Attualmente, malgrado la diffusione del fenomeno e l’attenzione ad esso rivolta, non è stato ancora riconosciuto un trattamento elettivo per i giocatori patologici. Tra questi sono meno del 10% (Cunnigham, 2005) le persone che cercano una cura per il proprio disturbo. Spesso i giocatori ritengono di poter farcela da soli o negano a se stessi di essere vittime del gioco oppure si vergognano per il loro comportamento.
Come per altre dipendenze comportamentali, il percorso di cura richiede l’apporto della psicologia e della farmacoterapia.
La terapia psicologica più utilizzata è quella cognitivo comportamentale (TCC).
La TCC è volta a modificare il comportamento dannoso di gioco e i pensieri disfunzionali ad esso legati. La ristrutturazione cognitiva è il processo tramite il quale questi pensieri distorti vengono valutati, cambiati e sostituiti con altri funzionali al benessere della persona. Le credenze disfunzionali tipiche del giocatore sono: la sovrastima della probabilità di vincita, il pensiero irrealistico di essere in grado di smettere di giocare quando si vuole, l’idea che alla perdita sussegue sempre una vincita (la fallacia del giocatore). Durante il percorso terapeutico il paziente impara a gestire l’impulso a giocare, affrontando le emozioni negative piuttosto che evitandole tramite il gioco. Inoltre viene pianificata la risoluzione dei problemi finanziari, lavorativi e relazionali conseguenti alla dipendenza. Il trattamento può coinvolgere anche la famiglia del giocatore nel sostenere e supportare il cammino verso la guarigione.
Dalla meta analisi che ha preso in esame studi in cui i pazienti erano stati sottoposti a TCC, emerge che il trattamento ha avuto successo nella maggior parte dei casi indipendentemente che la terapia fosse individuale o di gruppo (Pallesen et al., 2005). Un approccio molto importante, spesso associato alla TCC, è quello motivazionale. Dalla letteratura emerge che la combinazione di queste due metodologie di trattamento aumenta l’efficacia della TCC.
Per quanto riguarda la terapia farmacologica va segnalato che nessuno tipo di farmaco è specificatamente indicato per il gioco d’azzardo patologico, né tantomeno è chiaro se vi sono maggiori benefici con la terapia farmacologica rispetto a quella psicologica o la combinazione di entrambe. D’altra parte, come in altre analoghe situazioni, la copresenza di eventuali disturbi mentali, uso di sostanze ed effetti propri del gioco d’azzardo rendono, almeno attualmente, assai ardua la definizione di un trattamento specifico.
Grant e colleghi (2006; 2010) hanno dimostrato che il naltrexone e il nalmefene, due antagonisti degli oppioidi, riducono l’intensità dell’impulso a giocare, la persistenza dei pensieri legati al gioco e il comportamento compulsivo di gioco, perché i due antagonisti modulano la trasmissione della dopamina.
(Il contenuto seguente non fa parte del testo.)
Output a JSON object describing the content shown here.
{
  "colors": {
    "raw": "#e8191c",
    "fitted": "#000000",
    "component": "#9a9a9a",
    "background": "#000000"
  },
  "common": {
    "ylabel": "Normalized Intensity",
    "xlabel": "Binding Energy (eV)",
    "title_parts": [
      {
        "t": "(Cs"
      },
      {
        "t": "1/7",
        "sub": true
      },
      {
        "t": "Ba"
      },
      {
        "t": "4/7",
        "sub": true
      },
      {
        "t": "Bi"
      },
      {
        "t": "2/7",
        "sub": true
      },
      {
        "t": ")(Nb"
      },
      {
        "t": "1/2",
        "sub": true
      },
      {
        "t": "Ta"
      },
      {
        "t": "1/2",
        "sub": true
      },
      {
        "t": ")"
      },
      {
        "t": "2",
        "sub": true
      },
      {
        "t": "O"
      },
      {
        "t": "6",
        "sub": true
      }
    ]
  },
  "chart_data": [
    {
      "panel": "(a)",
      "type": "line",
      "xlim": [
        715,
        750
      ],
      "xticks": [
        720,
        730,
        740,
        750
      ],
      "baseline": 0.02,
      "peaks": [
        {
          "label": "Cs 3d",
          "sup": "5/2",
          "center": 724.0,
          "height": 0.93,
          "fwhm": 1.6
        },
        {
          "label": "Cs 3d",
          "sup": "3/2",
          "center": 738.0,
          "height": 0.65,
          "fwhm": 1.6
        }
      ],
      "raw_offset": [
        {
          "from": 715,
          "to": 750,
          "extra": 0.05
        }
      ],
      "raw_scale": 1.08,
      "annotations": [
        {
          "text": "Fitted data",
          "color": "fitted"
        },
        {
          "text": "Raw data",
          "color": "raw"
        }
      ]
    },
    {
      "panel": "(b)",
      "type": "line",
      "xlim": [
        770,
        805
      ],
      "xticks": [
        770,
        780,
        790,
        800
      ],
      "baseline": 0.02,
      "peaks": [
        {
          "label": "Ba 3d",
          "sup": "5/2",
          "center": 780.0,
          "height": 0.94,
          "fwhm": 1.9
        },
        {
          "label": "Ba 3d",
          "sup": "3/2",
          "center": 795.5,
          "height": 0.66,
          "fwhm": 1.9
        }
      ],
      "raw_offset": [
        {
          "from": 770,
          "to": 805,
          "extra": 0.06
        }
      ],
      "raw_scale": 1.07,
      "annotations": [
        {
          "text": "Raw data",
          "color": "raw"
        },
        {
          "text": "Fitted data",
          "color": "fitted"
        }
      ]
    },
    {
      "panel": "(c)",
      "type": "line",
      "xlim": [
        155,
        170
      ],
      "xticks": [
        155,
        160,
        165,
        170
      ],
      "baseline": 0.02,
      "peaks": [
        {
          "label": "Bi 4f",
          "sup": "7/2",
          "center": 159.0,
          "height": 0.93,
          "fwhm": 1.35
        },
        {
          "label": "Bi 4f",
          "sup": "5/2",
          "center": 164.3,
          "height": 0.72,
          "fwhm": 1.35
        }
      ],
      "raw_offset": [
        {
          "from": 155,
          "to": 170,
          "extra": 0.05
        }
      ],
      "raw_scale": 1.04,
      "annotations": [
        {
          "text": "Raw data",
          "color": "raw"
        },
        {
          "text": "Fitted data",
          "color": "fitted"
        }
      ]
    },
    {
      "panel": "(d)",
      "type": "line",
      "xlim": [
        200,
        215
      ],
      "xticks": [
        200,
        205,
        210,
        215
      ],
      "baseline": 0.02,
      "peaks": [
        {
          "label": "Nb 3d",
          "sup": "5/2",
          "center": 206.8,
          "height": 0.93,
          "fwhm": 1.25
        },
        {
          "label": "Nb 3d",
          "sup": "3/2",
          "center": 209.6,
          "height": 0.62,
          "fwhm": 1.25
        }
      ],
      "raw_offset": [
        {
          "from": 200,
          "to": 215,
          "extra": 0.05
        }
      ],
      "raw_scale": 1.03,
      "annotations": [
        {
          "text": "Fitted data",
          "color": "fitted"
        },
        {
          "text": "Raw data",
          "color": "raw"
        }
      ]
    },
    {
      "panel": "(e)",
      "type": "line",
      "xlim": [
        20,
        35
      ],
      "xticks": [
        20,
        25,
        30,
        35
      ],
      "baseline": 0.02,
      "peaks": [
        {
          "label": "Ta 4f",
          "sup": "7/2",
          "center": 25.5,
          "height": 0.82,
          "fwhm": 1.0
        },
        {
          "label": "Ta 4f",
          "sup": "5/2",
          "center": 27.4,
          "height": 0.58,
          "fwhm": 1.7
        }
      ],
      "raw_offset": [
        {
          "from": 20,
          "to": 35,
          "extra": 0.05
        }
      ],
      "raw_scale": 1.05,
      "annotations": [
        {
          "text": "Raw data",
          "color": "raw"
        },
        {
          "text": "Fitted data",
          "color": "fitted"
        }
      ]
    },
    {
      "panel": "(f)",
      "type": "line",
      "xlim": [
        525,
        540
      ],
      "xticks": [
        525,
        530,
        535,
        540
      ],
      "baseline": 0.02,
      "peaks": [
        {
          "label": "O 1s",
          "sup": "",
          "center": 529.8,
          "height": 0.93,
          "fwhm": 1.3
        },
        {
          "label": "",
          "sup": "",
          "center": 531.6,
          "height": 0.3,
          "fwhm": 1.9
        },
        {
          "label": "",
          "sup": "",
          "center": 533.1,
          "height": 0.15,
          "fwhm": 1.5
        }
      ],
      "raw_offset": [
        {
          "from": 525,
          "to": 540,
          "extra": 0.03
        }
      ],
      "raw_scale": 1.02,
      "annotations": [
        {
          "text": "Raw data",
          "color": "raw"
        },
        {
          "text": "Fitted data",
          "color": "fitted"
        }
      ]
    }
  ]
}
In pratica diminuendo l’attività dopaminergica riducono gli effettivi gratificanti (il piacere) e quindi la ragione di giocare. Entrambi questi farmaci sono apparsi di una certa efficacia e promettenti. L’impulsività al gioco è maggiormente ridotta da questi farmaci nel caso di soggetti con una storia familiare di dipendenza da alcol (Kim et al., 2001); questo è chiaro considerato che già i due farmaci hanno uso nel caso dell’alcolismo oltre che nella dipendenza da oppiacei.
Sono stati altresì sperimentati antipsicotici (olanzapina) o antidepressivi come il bupropion, sertralina, fluvoxamina, paroxetina. Questi ultimi due hanno mostrato maggiore efficacia rispetto al placebo.
Anche gli stabilizzatori dell’umore (acido valproico – Depakin, carbamazepina – Tegretol) hanno trovato utilizzo nel trattamento del gioco d’azzardo. L’acido valproico ha mostrato di essere efficace nel controllare il comportamento impulsivo di gioco.
L’N-acetilcisteina (che di norma si assume nelle affezioni respiratorie per fluidificare le secrezioni bronchiali) è stata somministrata non solo in pazienti affetti da dipendenza da gioco d’azzardo ma anche da cocaina. Esso appare migliorare lo stato di urgenza e il comportamento in tutte e due i casi perché stabilizza il tono glutammatergico nel nucleo accumbens e a ciò segue una riduzione del comportamento di ricerca.
Il modafinil, farmaco stimolante utile nella narcolessia, ha mostrato la capacità di modulare l’impulsività e la tendenza a prendere decisioni rischiose, soprattutto in soggetti ad elevata risposta impulsiva.